In 2007, following the third season, Emerson was nominated for the Saturn Award for Best Supporting Actor on Television, losing to Masi Oka from Heroes. Later in the year, Emerson was nominated for the Primetime Emmy Award for Outstanding Supporting Actor in a Drama Series at the 59th Primetime Emmy Awards, but lost to fellow Lost cast member Terry O'Quinn. Emerson was nominated again for the Satellite Award for Best Supporting Actor – Series, Miniseries, or Television Film, this time losing to David Zayas from Dexter, but eventually won the Saturn Award for Best Supporting Actor on Television, beating out fellow Lost actors Terry O'Quinn and Josh Holloway. Emerson was also nominated for the Teen Choice Award for Best Villain.
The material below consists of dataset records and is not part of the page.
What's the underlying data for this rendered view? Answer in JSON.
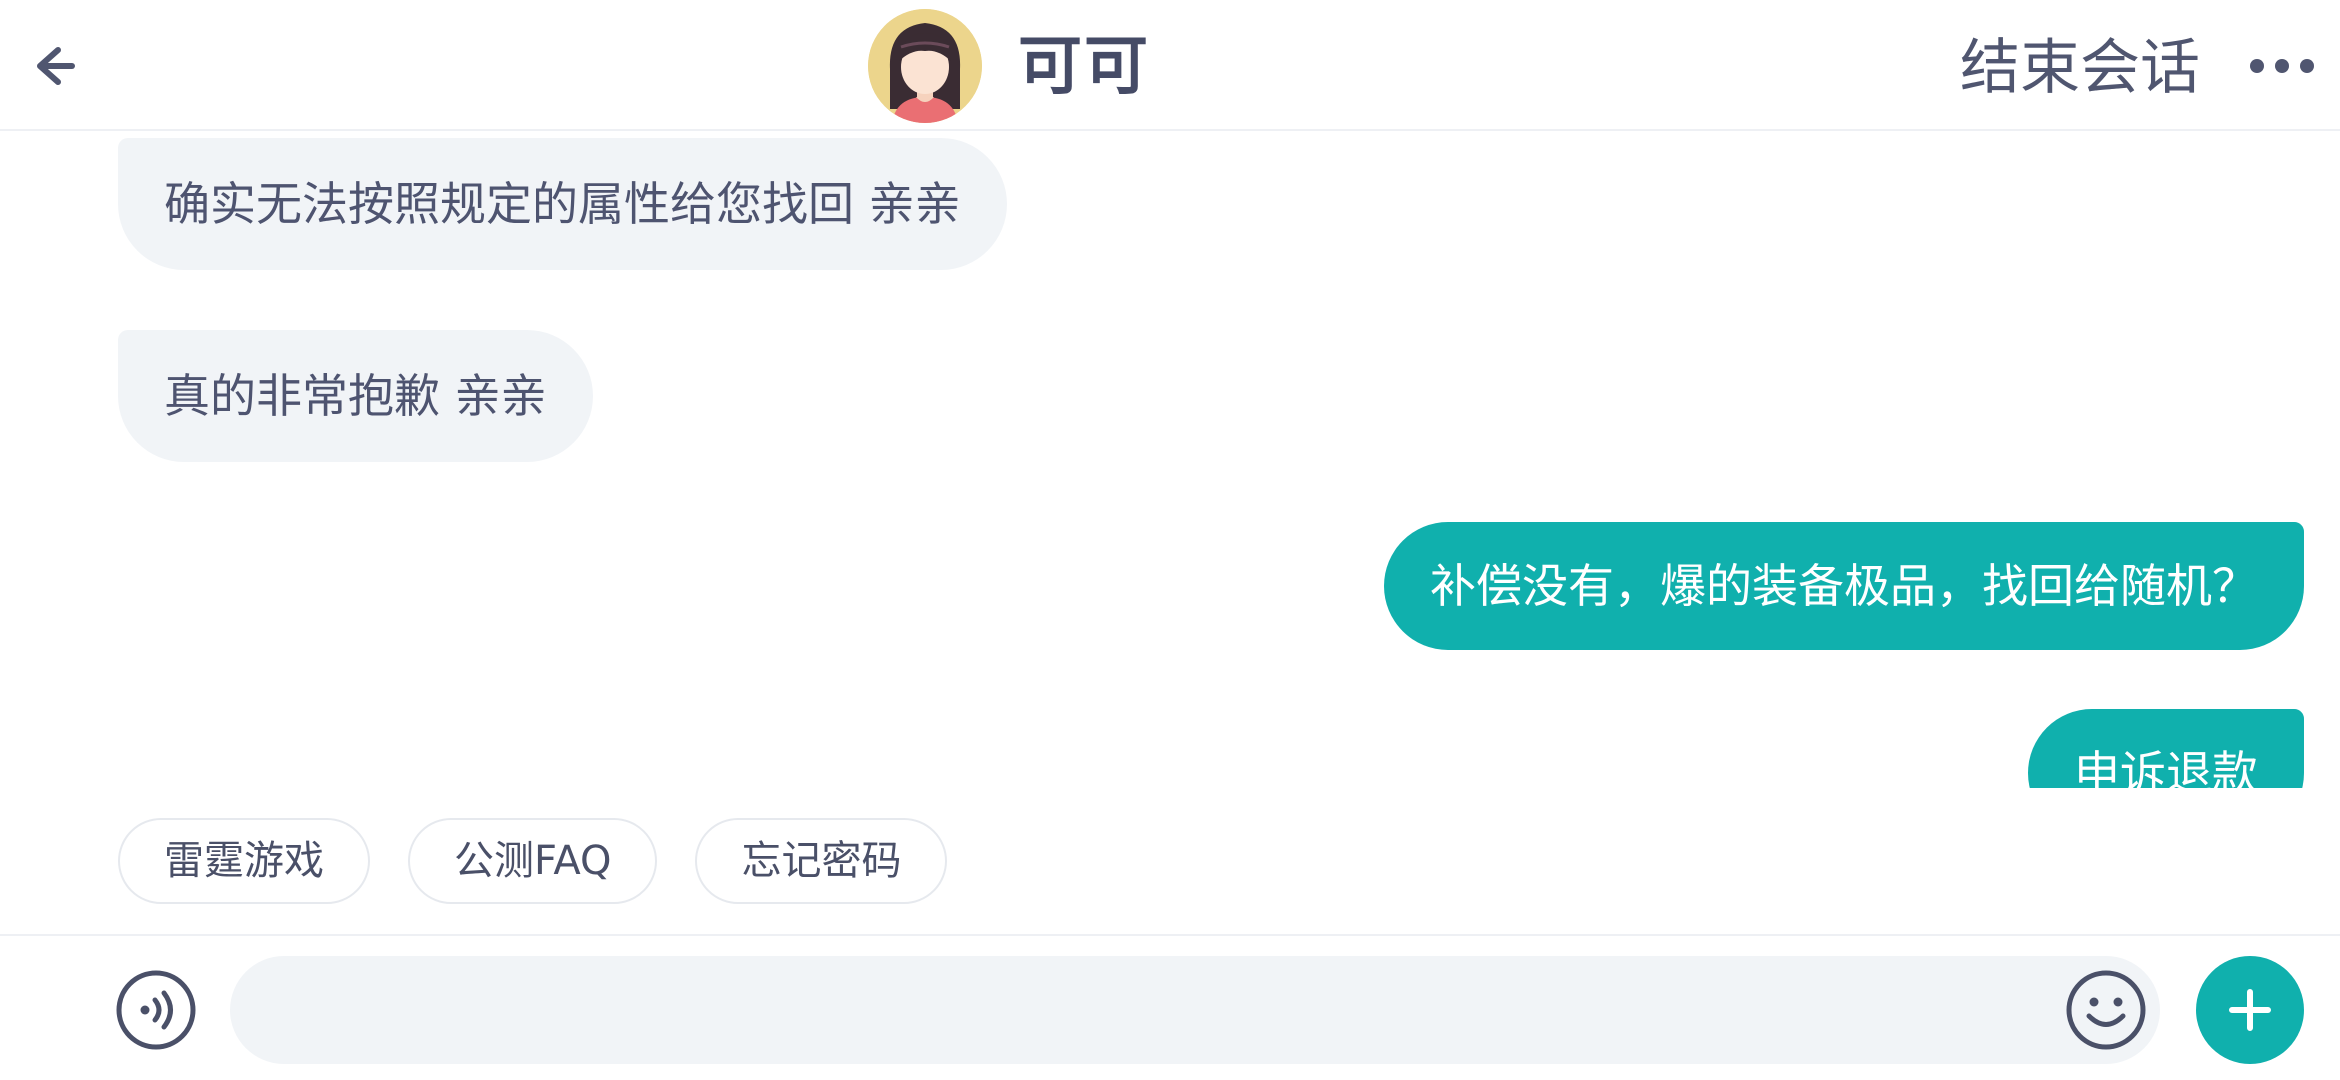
{
  "header": {
    "contact_name": "可可",
    "end_session_label": "结束会话",
    "back_icon": "arrow-left-icon",
    "more_icon": "ellipsis-horizontal-icon"
  },
  "messages": [
    {
      "direction": "incoming",
      "text": "确实无法按照规定的属性给您找回 亲亲"
    },
    {
      "direction": "incoming",
      "text": "真的非常抱歉 亲亲"
    },
    {
      "direction": "outgoing",
      "text": "补偿没有，爆的装备极品，找回给随机？"
    },
    {
      "direction": "outgoing",
      "text": "申诉退款"
    }
  ],
  "quick_replies": [
    {
      "label": "雷霆游戏"
    },
    {
      "label": "公测FAQ"
    },
    {
      "label": "忘记密码"
    }
  ],
  "composer": {
    "placeholder": "",
    "value": "",
    "voice_icon": "voice-input-icon",
    "emoji_icon": "emoji-smile-icon",
    "plus_icon": "plus-icon"
  },
  "colors": {
    "accent": "#10b0ad",
    "incoming_bubble": "#f1f4f7",
    "text_primary": "#4a5068"
  }
}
In 2008, Emerson was nominated again for the Primetime Emmy Award at the 60th Primetime Emmy Awards, but lost to Željko Ivanek from Damages. On September 20, 2009, Emerson finally won the Primetime Emmy Award for his portrayal of Ben Linus at the 61st Primetime Emmy Awards. In 2010, Emerson was nominated for the Golden Globe Award for Best Supporting Actor – Series, Miniseries, or Television Film, but lost to John Lithgow from Dexter. For his final nomination for his portrayal of Ben Linus, Emerson was nominated again for the Primetime Emmy Award at the 62nd Primetime Emmy Awards, this time losing to Aaron Paul from Breaking Bad.